As shown in FIG. 4, in the conventional cooling method, the followability decreases as the continuous casting speed increases,
In particular, when the continuous casting speed is 0.5 m / min or more, the cooling followability is significantly reduced, and in order to rapidly cool all the slabs A, the continuous casting speed must be significantly reduced. On the other hand, according to the cooling device of the present invention, the followability of the cooling rate with respect to the increase of the continuous casting rate is high, and the slab A can be rapidly cooled with high efficiency. It is possible to stably and efficiently produce a high-quality slab without any partial precipitation or warpage of carbide.

Although the rapid cooling apparatus for a high temperature slab according to the present invention has been described in detail above, the present invention is not limited to the above-mentioned examples, and various modifications and improvements can be made without departing from the gist of the present invention. Of course it is okay.

[0036]

As described in detail above, according to the rapid cooling system for a high temperature slab of the present invention, the rapid cooling of the slab can be performed with high efficiency, which is suitable for continuous casting at high speed. Correspondingly, a high-quality slab with no partial precipitation or warpage of carbide can be stably and highly efficiently manufactured.

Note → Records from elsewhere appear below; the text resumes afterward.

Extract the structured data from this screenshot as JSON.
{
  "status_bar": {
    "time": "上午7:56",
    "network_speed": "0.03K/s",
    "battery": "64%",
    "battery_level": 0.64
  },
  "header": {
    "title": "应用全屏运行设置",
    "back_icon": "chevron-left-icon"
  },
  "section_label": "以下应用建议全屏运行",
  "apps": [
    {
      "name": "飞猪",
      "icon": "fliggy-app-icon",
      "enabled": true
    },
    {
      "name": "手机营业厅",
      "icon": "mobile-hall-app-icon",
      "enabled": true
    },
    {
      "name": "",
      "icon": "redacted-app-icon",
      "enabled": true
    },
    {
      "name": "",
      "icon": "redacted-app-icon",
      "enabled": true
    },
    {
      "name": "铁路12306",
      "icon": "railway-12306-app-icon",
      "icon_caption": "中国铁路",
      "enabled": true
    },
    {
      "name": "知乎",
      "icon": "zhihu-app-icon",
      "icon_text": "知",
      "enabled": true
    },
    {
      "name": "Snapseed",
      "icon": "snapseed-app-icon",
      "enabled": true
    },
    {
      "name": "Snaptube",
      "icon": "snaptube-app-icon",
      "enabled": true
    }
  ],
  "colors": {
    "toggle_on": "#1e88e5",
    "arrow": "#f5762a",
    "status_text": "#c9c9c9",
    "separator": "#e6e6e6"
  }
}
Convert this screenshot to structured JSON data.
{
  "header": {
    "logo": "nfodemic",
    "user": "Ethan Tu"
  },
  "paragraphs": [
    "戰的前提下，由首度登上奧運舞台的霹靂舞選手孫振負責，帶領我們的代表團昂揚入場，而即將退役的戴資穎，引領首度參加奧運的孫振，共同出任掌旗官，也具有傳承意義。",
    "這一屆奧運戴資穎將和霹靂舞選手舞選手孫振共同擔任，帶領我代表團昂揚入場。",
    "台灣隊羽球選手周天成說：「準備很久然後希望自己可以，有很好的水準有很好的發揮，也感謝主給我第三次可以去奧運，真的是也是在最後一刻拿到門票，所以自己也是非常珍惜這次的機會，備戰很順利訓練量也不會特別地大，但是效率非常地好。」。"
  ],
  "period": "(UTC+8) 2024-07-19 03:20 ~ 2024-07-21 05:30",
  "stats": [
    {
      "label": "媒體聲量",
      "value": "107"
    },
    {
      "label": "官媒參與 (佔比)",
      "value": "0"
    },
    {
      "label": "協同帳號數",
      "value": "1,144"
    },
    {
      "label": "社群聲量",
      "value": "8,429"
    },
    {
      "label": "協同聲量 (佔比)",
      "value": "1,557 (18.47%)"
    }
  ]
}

[Brief description of drawings]

FIG. 1 (a) is a schematic plan view of a rapid cooling apparatus for a high temperature slab according to the present invention, and FIG. 1 (b) is a schematic front view thereof.

2 (a), (b), (c) and (d) are views conceptually showing an example of the slab rapid cooling operation in the rapid cooling apparatus for the high temperature slab shown in FIG.

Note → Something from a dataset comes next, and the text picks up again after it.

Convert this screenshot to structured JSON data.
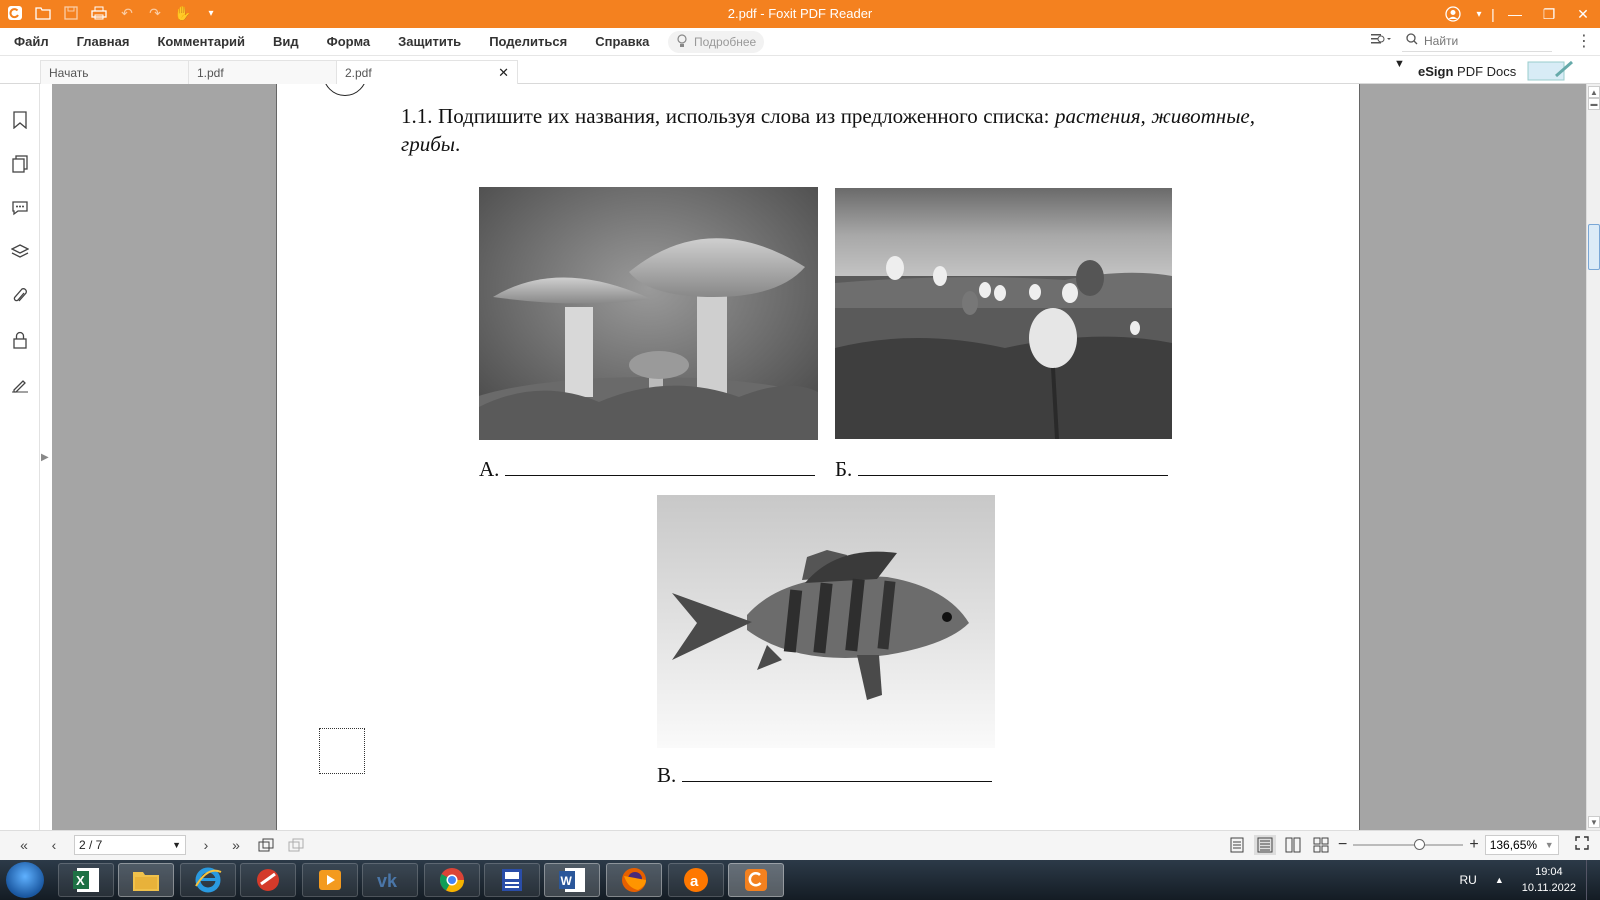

3 (e) and 3 (f) are views conceptually showing an example of the slab rapid cooling operation in the rapid cooling system for the high temperature slab shown in FIG.

FIG. 4 is a graph showing the relationship between the continuous casting speed and the slab cooling feasibility in the present invention and the conventional high-temperature slab rapid cooling device.

[Explanation of symbols]

 10 Rapid cooling device for high temperature slab (cooling device) 12 Slave lifter traverser (traverser) 14 Water cooling tank 16 Temporary storage space 18 Ceiling crane 20 Transfer table 22 Holding part 24 Lifting part 26 Moving part 28 Stand 30 Rail A slab

Claims (1)

[Claims] 1. A slab elevating and moving means capable of holding, elevating and moving a conveyed high temperature slab, and arranging the slab elevating and moving means below a moving range of the slab elevating and moving means.
A cooling tank for storing and quenching a plurality of high temperature slabs in parallel in the moving direction of the slab elevating and moving means, and arranged at the lower part of the moving range of the slab elevating and moving means,
A rapid cooling device for a high temperature slab, comprising: a temporary storage space for temporarily storing the slab that has been cooled by the cooling tank; and a crane for moving the slab mounted on the temporary storage space.